Bicara Indonesia
Indonesia Positive Journalism

Tol Ba-Lok Bawah Laut, Jalur Transportasi Alternatif Antar Pulau


Bicaraindonesia.id – Tidak optimalnya kinerja pelabuhan serta kondisi eksternal yang kurang mendukung, mengakibatkan lalu lintas jalur pelayaran di Bali-Lombok sedikit terlambat.





Atas hal itu, membuat Tim Samudera Institut Teknologi Sepuluh Nopember (ITS) Surabaya, mencetuskan ide Tol Ba-lok Bawah Laut, sebagai jalur transportasi alternatif untuk mengatasi persoalan tersebut.





Tiga mahasiswa ITS itu adalah, Andreas Anthoni Wiyanto, Indah Aqnaita Tidar Yasmin Zein, dan Gandhi Wisnu Hari Murti. Tiga mahasiswa Departemen Teknik Kelautan ITS ini menggagas terowongan bawah laut sebagai penghubung (Pulau) Bali dan Lombok.





Salah seorang anggota Tim Samudera ITS, Indah Aqnaita Tidar Yasmin Zein menyampaikan, untuk menghubungkan dua jalan (pulau -pulau, red) yang terputus oleh adanya rintangan (laut, red), maka dibangunlah suatu struktur konstruksi berupa jembatan.





“Akan tetapi, kali ini kami (Tim Samudra, red) memilih terowongan untuk kami implementasikan menjadi sebuah jalan tol bawah laut,” kata Indah.





Menurutnya, terowongan bawah laut yang berada di sepanjang perairan itu tidak sepenuhnya tenggelam. Dengan menggunakan submerged floating tunnel, terowongan ini akan didesain mengambang. Dengan elemen struktur tube, tethers, dan gravity anchor dan menggunakan prinsip kerja kapal selam.





Makanya, pihaknya berharap, terowongan yang mereka desain pada kedalaman 60 meter nantinya tidak terombang-ambing karena arus laut.

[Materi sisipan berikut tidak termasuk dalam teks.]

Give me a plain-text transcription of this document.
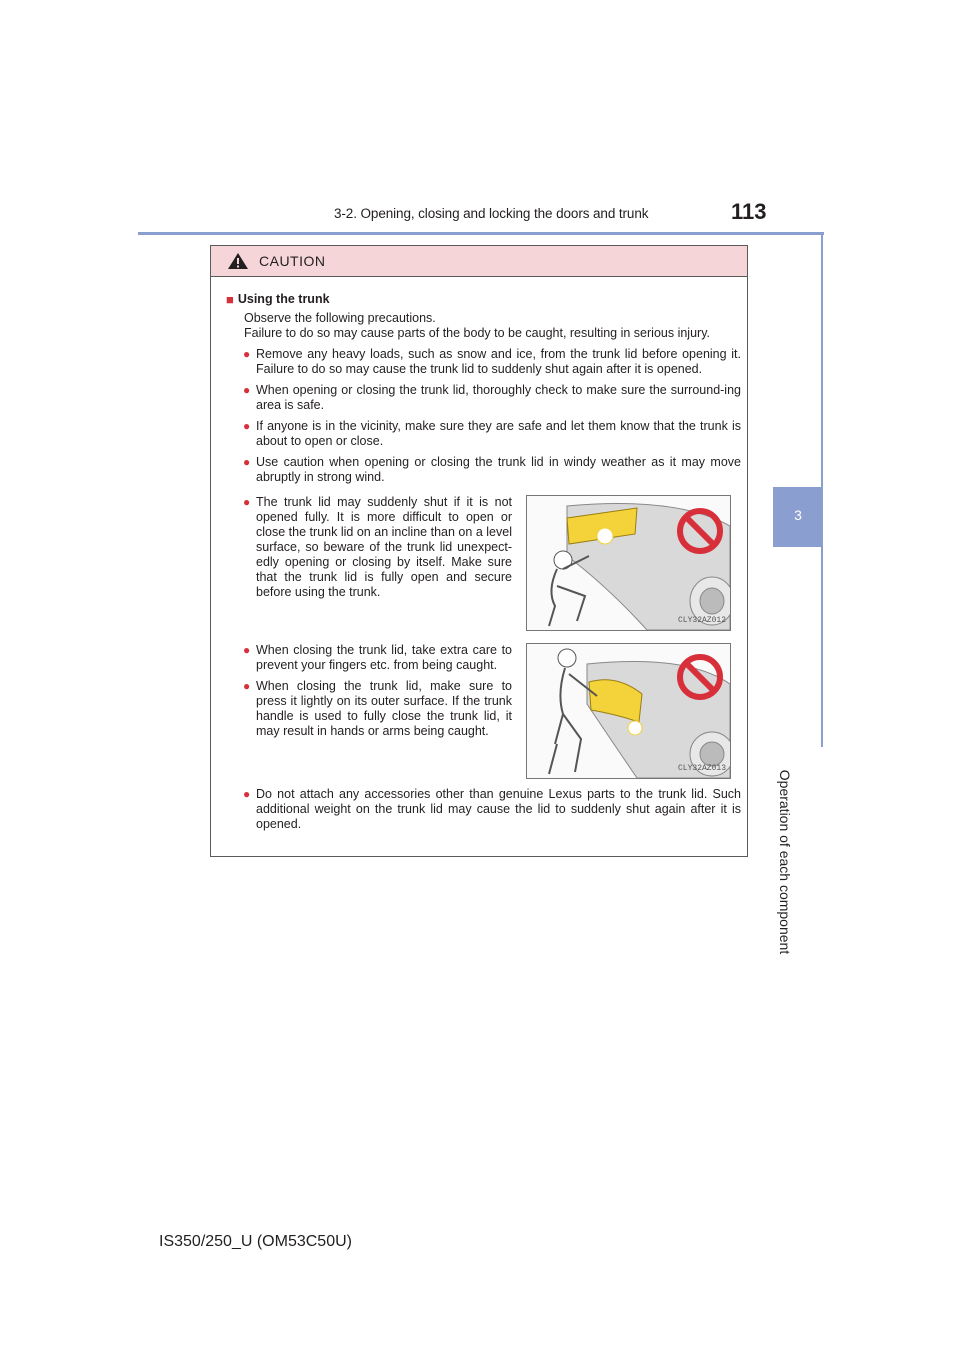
3-2. Opening, closing and locking the doors and trunk	113
3
Operation of each component
CAUTION
■ Using the trunk
Observe the following precautions.
Failure to do so may cause parts of the body to be caught, resulting in serious injury.
● Remove any heavy loads, such as snow and ice, from the trunk lid before opening it. Failure to do so may cause the trunk lid to suddenly shut again after it is opened.
● When opening or closing the trunk lid, thoroughly check to make sure the surround-ing area is safe.
● If anyone is in the vicinity, make sure they are safe and let them know that the trunk is about to open or close.
● Use caution when opening or closing the trunk lid in windy weather as it may move abruptly in strong wind.
● The trunk lid may suddenly shut if it is not opened fully. It is more difficult to open or close the trunk lid on an incline than on a level surface, so beware of the trunk lid unexpect-edly opening or closing by itself. Make sure that the trunk lid is fully open and secure before using the trunk.
CLY32AZ012
● When closing the trunk lid, take extra care to prevent your fingers etc. from being caught.
● When closing the trunk lid, make sure to press it lightly on its outer surface. If the trunk handle is used to fully close the trunk lid, it may result in hands or arms being caught.
CLY32AZ013
● Do not attach any accessories other than genuine Lexus parts to the trunk lid. Such additional weight on the trunk lid may cause the lid to suddenly shut again after it is opened.
IS350/250_U (OM53C50U)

“Sistem yang kami gunakan tersebut juga disebut mooring system. Dengan diaplikasikannya sistem ini, Tol Ba-Lok (terowongan, red) dapat tetap pada posisi meskipun terjadi banyak guncangan,” katanya.





Mahasiswa ITS angkatan 2017 ini juga menjelaskan, terowongan yang mereka gagas di laut dengan kedalaman 120 hingga 200 meter ini terdiri dari beberapa rute perairan. Dimulai dari (Pulau) Bali menuju Nusa Penida, dan dilanjutkan dari (Pulau) Nusa Penida menuju (Pulau) Lombok sebagai tujuan akhir.





Indah menyebut, inovasi yang mereka kembangkan sebenarnya sempat dikaji di Indonesia. Namun, belum ada tindak lanjut dari hal tersebut, sehingga ide yang mereka kembangkan ini merupakan hal baru dan satu-satunya di Indonesia.





“Di luar negeri sudah pernah dilakukan pengkajian terhadap inovasi ini, tetapi konsep yang dimiliki oleh kelompok kami (Samudra, red) berbeda,” ujarnya.





Bagi mahasiswa kelahiran Samarinda, 11 September 1999 ini, selain sebagai jalur transportasi alternatif, terowongan yang mereka gagas ini juga ditujukan untuk menaikkan jumlah wisatawan asing di pulau Lombok yang sempat menurun karena Gempa pada Juli 2018 lalu.





Menurut Indah, bencana alam tersebut, berdampak besar pada anjloknya jumlah wisatawan mancanegara (wisman).





“Tak heran penerimaan devisa negara semakin tergerus seiring terjadinya bencana alam secara terus-menerus,” terangnya.